Une photo de face où, dans un sourire forcé, il/elle montre ses dents. Quand vous vous montrez aimable avec les infirmières, il y a plus de chances qu'elles se montrent aimables avec vous. Plus attentives, plus serviables. Surtout la nuit. À travers les vitres, il regarde le parc en hiver. En pyjama, debout devant la fenêtre de sa chambre.
Incapable de dire où il est, ou plutôt on le lui a dit mais c'est loin de chez lui et il situe mal la région. On lui a dit oui loin là-bas, vous savez, du côté de l'océan dont la nuit parfois on peut entendre la rumeur et voir voler dans le noir le blanc des goélands. Il n'est pas craintif, seulement étourdi et plutôt curieux des noms des arbres et des oiseaux qu'il voit dans le parc selon leurs espèces.

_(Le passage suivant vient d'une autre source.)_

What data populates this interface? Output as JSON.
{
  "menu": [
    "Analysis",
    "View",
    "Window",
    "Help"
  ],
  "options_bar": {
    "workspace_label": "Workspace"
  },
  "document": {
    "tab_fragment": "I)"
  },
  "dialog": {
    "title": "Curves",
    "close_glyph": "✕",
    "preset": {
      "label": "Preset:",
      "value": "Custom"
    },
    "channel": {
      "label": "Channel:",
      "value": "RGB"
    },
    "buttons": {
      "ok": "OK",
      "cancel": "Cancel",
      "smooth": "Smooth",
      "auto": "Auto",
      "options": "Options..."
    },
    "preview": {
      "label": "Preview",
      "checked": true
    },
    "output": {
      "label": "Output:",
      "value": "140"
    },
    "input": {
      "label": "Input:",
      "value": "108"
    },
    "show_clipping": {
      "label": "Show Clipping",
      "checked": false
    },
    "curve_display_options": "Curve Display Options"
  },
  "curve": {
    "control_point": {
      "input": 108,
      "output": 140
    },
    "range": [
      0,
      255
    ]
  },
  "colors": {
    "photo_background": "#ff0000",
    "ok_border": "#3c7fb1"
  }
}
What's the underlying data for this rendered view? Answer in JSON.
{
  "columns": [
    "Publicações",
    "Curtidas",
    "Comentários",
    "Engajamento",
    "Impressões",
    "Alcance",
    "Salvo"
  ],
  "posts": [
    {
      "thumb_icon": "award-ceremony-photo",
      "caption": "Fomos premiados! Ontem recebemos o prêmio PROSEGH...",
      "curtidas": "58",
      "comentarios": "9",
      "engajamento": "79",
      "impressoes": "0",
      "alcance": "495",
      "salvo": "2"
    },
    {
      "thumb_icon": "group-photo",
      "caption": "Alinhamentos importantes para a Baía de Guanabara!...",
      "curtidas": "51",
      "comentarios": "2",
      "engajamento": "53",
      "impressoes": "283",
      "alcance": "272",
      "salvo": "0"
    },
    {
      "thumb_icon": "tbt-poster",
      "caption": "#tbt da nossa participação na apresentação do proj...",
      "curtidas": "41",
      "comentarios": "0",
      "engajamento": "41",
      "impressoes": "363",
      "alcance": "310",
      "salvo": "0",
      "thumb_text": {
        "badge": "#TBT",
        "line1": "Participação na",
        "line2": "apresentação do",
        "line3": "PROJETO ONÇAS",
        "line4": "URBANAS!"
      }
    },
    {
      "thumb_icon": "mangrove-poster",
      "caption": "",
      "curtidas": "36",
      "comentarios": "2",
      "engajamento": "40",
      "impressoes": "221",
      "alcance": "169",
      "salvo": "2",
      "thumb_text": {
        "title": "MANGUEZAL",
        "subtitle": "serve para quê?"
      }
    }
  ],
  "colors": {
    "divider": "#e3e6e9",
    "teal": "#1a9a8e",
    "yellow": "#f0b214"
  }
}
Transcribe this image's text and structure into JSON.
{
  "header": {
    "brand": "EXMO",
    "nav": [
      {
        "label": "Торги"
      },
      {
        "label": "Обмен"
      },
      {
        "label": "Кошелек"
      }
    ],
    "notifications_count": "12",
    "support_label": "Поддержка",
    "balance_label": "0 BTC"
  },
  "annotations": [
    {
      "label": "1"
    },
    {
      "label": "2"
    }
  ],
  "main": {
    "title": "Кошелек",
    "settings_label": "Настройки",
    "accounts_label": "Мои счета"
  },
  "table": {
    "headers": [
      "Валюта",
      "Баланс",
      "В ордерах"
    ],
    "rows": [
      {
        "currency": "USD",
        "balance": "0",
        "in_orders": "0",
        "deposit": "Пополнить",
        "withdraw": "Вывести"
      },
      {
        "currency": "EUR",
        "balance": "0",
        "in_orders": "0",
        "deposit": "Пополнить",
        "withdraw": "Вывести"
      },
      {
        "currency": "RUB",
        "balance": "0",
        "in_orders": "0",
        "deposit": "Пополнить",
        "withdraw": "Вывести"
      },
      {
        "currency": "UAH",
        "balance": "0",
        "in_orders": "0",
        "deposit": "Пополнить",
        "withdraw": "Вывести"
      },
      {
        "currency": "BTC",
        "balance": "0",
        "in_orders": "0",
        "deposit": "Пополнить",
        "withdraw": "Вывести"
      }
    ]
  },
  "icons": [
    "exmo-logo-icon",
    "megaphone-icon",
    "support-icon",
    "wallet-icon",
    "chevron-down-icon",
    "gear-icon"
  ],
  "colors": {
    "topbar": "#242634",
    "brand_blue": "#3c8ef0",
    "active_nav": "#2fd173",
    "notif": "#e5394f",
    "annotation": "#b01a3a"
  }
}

Aucun souvenir de l'accident, puisqu'on lui a parlé d'un accident, alors qu'il roulait de nuit dans une vallée obscure, on lui a dit des gorges, mais images plutôt de livres empilés en désordre sur des étagères de bois où il avance ses mains pour en découvrir certains dont il avait oublié l'existence et qui l'attendaient là. Qu'est-ce que les souvenirs de la poésie latine venaient faire dans celle de Jude Stéfan, il se demande.
Ou parfois aussi un hôpital où, dans un grand dortoir, des voiles blancs séparent les lits et se soulèvent mollement sous des ventilateurs qui pendent au plafond. Un bâtiment de bois quelque part en Asie, au cœur d'une forêt que hante un grand singe qui enjambe le rebord des fenêtres pour visiter le sommeil des malades, la nuit, sans réveiller personne.